There are essentially four types of cells:
- Empty cells: their corresponding function equals $0$ if the value in the cell is $0$ and $1$ otherwise. No other function will depend on these cells. We can essentially set these cells to $0$ and forget about them.
- Variable cells: each of these cells is associated with a variable $x_i$ of the 3-SAT instance. Writing $0$ in the cell means setting $x_i$ to false, while writing $1$ means setting $x_i$ to true. You can imagine these cells as generating a true or false "signal". The function associated to these cells is the constant function $0$.
- Wire cells: these cells force you to copy the same value of some fixed neighboring cell, effectively carrying the signal from the variable cells to the clause cells (see the next item). Writing the "wrong" value in these cells will cause the associate function to equal $1$. Otherwise, the function will equal $0$.

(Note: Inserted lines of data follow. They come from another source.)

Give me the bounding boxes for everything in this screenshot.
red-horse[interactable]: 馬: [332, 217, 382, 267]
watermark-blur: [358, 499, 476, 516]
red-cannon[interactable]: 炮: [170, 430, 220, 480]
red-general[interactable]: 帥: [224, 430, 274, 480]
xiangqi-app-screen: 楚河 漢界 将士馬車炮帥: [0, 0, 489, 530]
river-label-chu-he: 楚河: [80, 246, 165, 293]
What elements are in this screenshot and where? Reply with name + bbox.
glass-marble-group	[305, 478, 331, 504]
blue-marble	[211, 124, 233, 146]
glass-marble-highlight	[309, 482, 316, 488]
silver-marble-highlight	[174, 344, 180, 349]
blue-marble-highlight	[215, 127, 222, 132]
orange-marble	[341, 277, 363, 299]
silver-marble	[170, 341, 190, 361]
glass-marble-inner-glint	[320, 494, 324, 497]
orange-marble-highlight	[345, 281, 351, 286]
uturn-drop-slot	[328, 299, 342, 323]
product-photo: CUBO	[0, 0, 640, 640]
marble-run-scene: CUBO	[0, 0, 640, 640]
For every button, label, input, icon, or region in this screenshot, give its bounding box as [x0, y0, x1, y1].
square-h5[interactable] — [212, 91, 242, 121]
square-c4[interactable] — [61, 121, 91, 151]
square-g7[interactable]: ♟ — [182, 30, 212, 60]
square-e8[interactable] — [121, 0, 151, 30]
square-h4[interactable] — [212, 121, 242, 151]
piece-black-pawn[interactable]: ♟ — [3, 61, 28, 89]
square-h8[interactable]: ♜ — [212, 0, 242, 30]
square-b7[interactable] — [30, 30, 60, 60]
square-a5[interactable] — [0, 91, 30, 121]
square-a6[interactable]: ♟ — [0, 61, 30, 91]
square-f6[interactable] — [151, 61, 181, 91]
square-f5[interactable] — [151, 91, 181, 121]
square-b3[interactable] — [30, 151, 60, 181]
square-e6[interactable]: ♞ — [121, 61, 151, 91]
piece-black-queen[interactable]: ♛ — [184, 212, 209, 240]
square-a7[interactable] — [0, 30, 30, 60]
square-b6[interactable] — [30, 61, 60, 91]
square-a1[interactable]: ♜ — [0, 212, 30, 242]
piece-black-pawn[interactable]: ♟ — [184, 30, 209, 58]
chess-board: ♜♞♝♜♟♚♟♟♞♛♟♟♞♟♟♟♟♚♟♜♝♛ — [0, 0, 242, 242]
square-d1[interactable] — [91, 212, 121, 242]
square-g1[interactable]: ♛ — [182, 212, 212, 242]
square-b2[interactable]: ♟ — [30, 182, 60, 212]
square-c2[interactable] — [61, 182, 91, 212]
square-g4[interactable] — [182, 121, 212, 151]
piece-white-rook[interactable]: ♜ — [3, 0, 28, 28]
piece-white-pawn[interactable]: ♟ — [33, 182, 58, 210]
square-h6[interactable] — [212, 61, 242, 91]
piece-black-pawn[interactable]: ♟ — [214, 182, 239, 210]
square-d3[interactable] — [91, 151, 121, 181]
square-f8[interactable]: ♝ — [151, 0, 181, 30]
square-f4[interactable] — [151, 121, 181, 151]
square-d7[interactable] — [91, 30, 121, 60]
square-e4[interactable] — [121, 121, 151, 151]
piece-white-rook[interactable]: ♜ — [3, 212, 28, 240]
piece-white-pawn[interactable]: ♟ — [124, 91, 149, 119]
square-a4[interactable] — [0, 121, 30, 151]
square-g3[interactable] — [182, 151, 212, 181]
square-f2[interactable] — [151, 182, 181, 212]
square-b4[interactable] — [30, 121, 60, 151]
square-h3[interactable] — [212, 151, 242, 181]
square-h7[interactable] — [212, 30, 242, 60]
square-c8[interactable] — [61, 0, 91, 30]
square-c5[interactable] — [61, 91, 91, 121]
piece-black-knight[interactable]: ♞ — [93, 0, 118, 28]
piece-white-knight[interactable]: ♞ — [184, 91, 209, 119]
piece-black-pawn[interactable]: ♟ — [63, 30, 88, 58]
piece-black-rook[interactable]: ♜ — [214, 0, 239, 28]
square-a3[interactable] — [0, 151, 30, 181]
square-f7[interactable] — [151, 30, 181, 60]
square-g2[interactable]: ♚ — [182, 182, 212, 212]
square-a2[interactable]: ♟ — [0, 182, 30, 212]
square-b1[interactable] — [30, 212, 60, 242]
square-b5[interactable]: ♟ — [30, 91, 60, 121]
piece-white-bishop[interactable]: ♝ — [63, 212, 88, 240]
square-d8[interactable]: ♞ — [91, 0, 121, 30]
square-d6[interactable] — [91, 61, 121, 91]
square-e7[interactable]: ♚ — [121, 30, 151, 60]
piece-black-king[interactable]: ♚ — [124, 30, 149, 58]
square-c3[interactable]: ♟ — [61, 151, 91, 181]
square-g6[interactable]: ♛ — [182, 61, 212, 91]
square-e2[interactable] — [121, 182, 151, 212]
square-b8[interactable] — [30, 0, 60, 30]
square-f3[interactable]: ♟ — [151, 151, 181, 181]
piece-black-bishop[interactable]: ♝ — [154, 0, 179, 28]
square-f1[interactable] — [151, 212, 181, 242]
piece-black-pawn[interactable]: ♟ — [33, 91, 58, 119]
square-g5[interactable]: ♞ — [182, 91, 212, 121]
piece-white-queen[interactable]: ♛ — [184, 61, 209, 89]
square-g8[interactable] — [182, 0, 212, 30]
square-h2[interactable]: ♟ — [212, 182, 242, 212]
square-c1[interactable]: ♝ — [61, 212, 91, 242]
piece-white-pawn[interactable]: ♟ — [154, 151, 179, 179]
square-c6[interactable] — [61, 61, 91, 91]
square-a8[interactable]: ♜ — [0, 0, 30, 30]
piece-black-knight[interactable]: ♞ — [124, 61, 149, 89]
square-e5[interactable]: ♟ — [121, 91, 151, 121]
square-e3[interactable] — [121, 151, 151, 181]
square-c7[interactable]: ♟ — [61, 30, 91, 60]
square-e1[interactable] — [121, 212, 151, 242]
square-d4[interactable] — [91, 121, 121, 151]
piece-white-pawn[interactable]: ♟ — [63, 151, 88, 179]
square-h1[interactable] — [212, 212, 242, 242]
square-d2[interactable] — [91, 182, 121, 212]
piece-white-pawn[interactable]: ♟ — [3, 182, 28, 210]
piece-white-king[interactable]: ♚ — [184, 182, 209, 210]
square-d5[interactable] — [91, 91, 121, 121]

- Clause cells: these cells represent a clause from the 3-SAT instance are always neighbors of $3$ wire cells, which carry the signal encoding the truth values of the variables in that clause. The function equals $0$ if these truth values satisfy the clause and $1$ otherwise. Notice that the function does not depend on the value written in the cell itself.
Here is an example showing a 3-SAT formula, it's planar rectilinear embedding, and the corresponding (still unfilled) grid with empty cells, variable cells, wire cells, and clause cells shown in white, blue, gray, and red, respectively. The arrow in the wire cells shows which value should be copied.
The matrix on the left in the next figure shows a solution $A$ with $S(A)=0$. To handle the restriction prohibiting two consecutive $1$s on the same column it suffices to (i) ensure that, in the embedding, no two wire cells referring to different variables appear as neighbors, (ii) flip the meaning of the values on the wire cells in a checkerboard pattern (see the matrix on the right).